Save money – store your pH electrodes properly!
Combined pH electrodes (commonly pH electrodes) are electrochemical sensors which are in interaction with the sample. The strongest exposure concerns the most important parts of the electrodes, glass membrane and junction with the reference system in its back. For the storage of pH electrodes are some points to be considered. But first we give for better understanding of the principle a short view on the functionality.
The principle of a pH electrode is that H+ ions penetrate the surface of special glasses and cause a shift of the charge in comparison to the reference system. This electrical charge delivers a weak potential which can be detected by using sensitive electronics.
A close look on the pH electrode reveals that a pH electrode is nothing but an ion selective electrode with a high selectivity for hydrogen ions. As common to all ion selective electrodes interferences are existing for ions with similar characteristics (charge, size).

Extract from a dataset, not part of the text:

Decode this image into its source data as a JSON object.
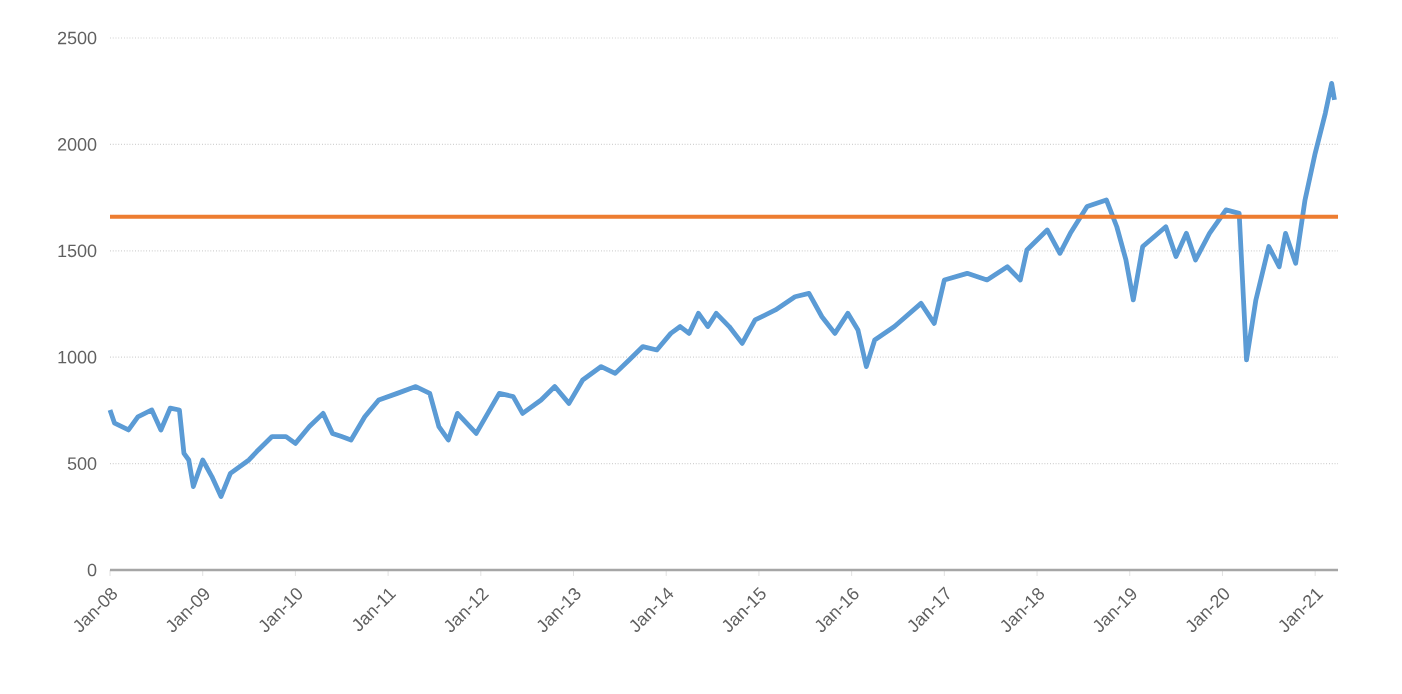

What is the reason for this? Glasses consist of a framework of silicon tetrahedrons which have a non-crystalline ordering but are amorphous in different orientations. Particularly in pH sensitive glasses are lithium ions embedded which are very small and from a chemical view of the periodic system are in the alkali group close to hydrogen. Hydrogen ions penetrate in the glass surface (gel layer) into the gaps occupied by lithium ions and cause the charging of the membrane. Size matters: Only hydrogen ions, lithium ions and sodium ions at a certain concentration and pH value are able to create or to simulate a pH value. The term “sodium error” describes exactly this phenomenon, but comes only to exist when the pH is very high; correspondingly the concentration of hydrogen ions is very low. The same applies to lithium which is in daily lab routine much less common.
And so we build the bridge to the storage of pH electrodes. Sometimes it is stated that solutions containing potassium ions (commonly 3 mol/l KCl solutions) are not suitable for the storage of pH electrodes because they supposed to interact with the membrane and reduce the selectivity or sensitivity for hydrogen ions. This is not the case. A reduced sensitivity results in a reduced slope. Practical experience shows: highly reduced slope is a result of mechanical or chemical treatment, scratches or long term exposure to extreme pH values and/or temperatures. Electrodes which are only subject to a “normal” daily lab routine show over their complete life time only little change of their slope.
But: Electrodes show a drift of the asymmetry. It is caused by the reference system which is today almost exclusively a silver/silver chloride system embedded in highly concentrated potassium chloride solutions. In order to maintain the life time particularly for gel and polymer electrodes it is important that during storage the conditions inside of the electrode and in the storage solution are identically.
A lower concentration of potassium chloride or the use of other solutions (particularly cleaning of electrodes with polymer or gel systems with pepsin/hydrochloride acid should be very short) will not only result in a slower response because of so-called memory effects but also lead to a decrease of the concentration in the inner electrolyte which is irreversible in case of gel or polymer electrodes and may result in a drift of the asymmetry outside the standard tolerance of +/- 30 mV.
Because of this the long term storage of pH electrodes should always take place in an electrolyte which corresponds to the type and the concentration of the electrolyte of the reference system, typically 3 mol/l KCl solutions. Is it not available, e.g. during an outdoor measurement the watering cap was incidentally emptied, a pH buffer can be used. In case of need the membrane can also be moistened by some drinking or river water, but never use distilled or deionized water. Basically put the electrode as fast as possible into 3 mol/l KCl solution in order to avoid a washing of the KCl and to extend the lifetime of the electrodes for many additional measurements. So it is possible to increase the operation time with only little efforts.